I nodded in agreement. He was right. Together we turned back to Uncle Claude, like two conspirators.
"This way," I said. "We turn left for a block, and then we turn right, up that street over there."
Now he and Stephie followed us. "Horsie!" Stephie cried, and he trotted a bit, jouncing her up and down.
Although we had only three blocks to walk, we were moving from one world to another: from the world in which we lived, in our rambling shingled house, the world of houses like ours, with back yards and porches and hammocks and fences draped with honeysuckle in summer, to the more elegant, more austere world of the mansions built where the river bank was steep.
These were the homes of the people who had founded our town, families who had been there for a century.

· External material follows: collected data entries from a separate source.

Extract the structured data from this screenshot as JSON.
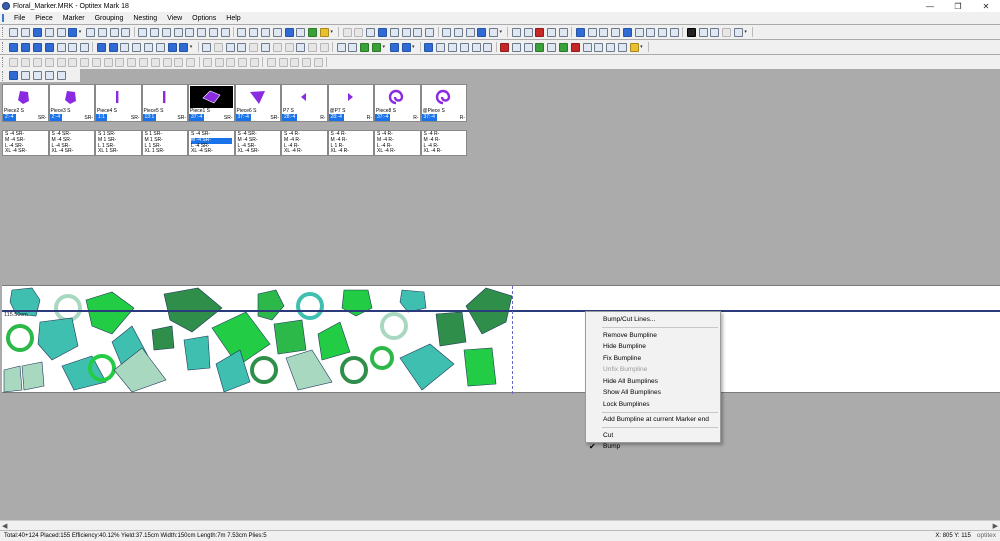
{
  "window": {
    "title": "Floral_Marker.MRK - Optitex Mark 18",
    "controls": {
      "minimize": "—",
      "restore": "❐",
      "close": "✕"
    }
  },
  "menu": [
    "File",
    "Piece",
    "Marker",
    "Grouping",
    "Nesting",
    "View",
    "Options",
    "Help"
  ],
  "pieces": [
    {
      "name": "Piece2 S",
      "count": "2:-4",
      "fold": "SR-",
      "color": "#8a2be2",
      "shape": "blob"
    },
    {
      "name": "Piece3 S",
      "count": "2:-4",
      "fold": "SR-",
      "color": "#8a2be2",
      "shape": "blob"
    },
    {
      "name": "Piece4 S",
      "count": "1:1",
      "fold": "SR-",
      "color": "#8a2be2",
      "shape": "bar"
    },
    {
      "name": "Piece5 S",
      "count": "13:1",
      "fold": "SR-",
      "color": "#8a2be2",
      "shape": "bar"
    },
    {
      "name": "Piece1 S",
      "count": "37:-4",
      "fold": "SR-",
      "color": "#8a2be2",
      "shape": "diamond",
      "selected": true
    },
    {
      "name": "Piece6 S",
      "count": "37:-4",
      "fold": "SR-",
      "color": "#8a2be2",
      "shape": "pent"
    },
    {
      "name": "P7 S",
      "count": "28:-4",
      "fold": "R-",
      "color": "#8a2be2",
      "shape": "tri"
    },
    {
      "name": "@P7 S",
      "count": "28:-4",
      "fold": "R-",
      "color": "#8a2be2",
      "shape": "tri2"
    },
    {
      "name": "Piece8 S",
      "count": "37:-4",
      "fold": "R-",
      "color": "#8a2be2",
      "shape": "spiral"
    },
    {
      "name": "@Piece S",
      "count": "37:-4",
      "fold": "R-",
      "color": "#8a2be2",
      "shape": "spiral"
    }
  ],
  "size_boxes": [
    {
      "rows": [
        "S  -4  SR-",
        "M  -4  SR-",
        "L  -4  SR-",
        "XL  -4  SR-"
      ]
    },
    {
      "rows": [
        "S  -4  SR-",
        "M  -4  SR-",
        "L  -4  SR-",
        "XL  -4  SR-"
      ]
    },
    {
      "rows": [
        "S  1  SR-",
        "M  1  SR-",
        "L  1  SR-",
        "XL  1  SR-"
      ]
    },
    {
      "rows": [
        "S  1  SR-",
        "M  1  SR-",
        "L  1  SR-",
        "XL  1  SR-"
      ]
    },
    {
      "rows": [
        "S  -4  SR-",
        "M  -4  SR-",
        "L  -4  SR-",
        "XL  -4  SR-"
      ],
      "highlight": 1
    },
    {
      "rows": [
        "S  -4  SR-",
        "M  -4  SR-",
        "L  -4  SR-",
        "XL  -4  SR-"
      ]
    },
    {
      "rows": [
        "S  -4  R-",
        "M  -4  R-",
        "L  -4  R-",
        "XL  -4  R-"
      ]
    },
    {
      "rows": [
        "S  -4  R-",
        "M  -4  R-",
        "L  1  R-",
        "XL  -4  R-"
      ]
    },
    {
      "rows": [
        "S  -4  R-",
        "M  -4  R-",
        "L  -4  R-",
        "XL  -4  R-"
      ]
    },
    {
      "rows": [
        "S  -4  R-",
        "M  -4  R-",
        "L  -4  R-",
        "XL  -4  R-"
      ]
    }
  ],
  "marker": {
    "length_label": "115.50cm",
    "colors": {
      "green": "#2db84a",
      "teal": "#3fbfb0",
      "dark_green": "#2f8f4a",
      "lime": "#22cc44",
      "mint": "#a8d8c0"
    }
  },
  "context_menu": {
    "items": [
      {
        "label": "Bump/Cut Lines...",
        "disabled": false
      },
      {
        "sep": true
      },
      {
        "label": "Remove Bumpline",
        "disabled": false
      },
      {
        "label": "Hide Bumpline",
        "disabled": false
      },
      {
        "label": "Fix Bumpline",
        "disabled": false
      },
      {
        "label": "Unfix Bumpline",
        "disabled": true
      },
      {
        "label": "Hide All Bumplines",
        "disabled": false
      },
      {
        "label": "Show All Bumplines",
        "disabled": false
      },
      {
        "label": "Lock Bumplines",
        "disabled": false
      },
      {
        "sep": true
      },
      {
        "label": "Add Bumpline at current Marker end",
        "disabled": false
      },
      {
        "sep": true
      },
      {
        "label": "Cut",
        "disabled": false
      },
      {
        "label": "Bump",
        "disabled": false,
        "checked": true
      }
    ]
  },
  "status": {
    "text": "Total:40+124  Placed:155  Efficiency:40.12%  Yield:37.15cm  Width:150cm  Length:7m 7.53cm  Plies:5",
    "coords": "X: 805  Y: 115",
    "brand": "optitex"
  },
  "scroll": {
    "left": "◀",
    "right": "▶"
  }
}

There were not many of them, and they were not among our friends; their children attended our schools only until they were twelve or so, and then they were sent east to boarding school. There had been an Evelyn Leboff in the grade above Tom, but she was gone now, to a school in Connecticut; and in Marcus's fifth-grade class there was a solemn, spectacled boy named Francis Hartmann, who lived here on what we called "The Riverbank." He was brought to school each day by his father's driver, and he never invited anyone home to play after school. That was simply the way it was.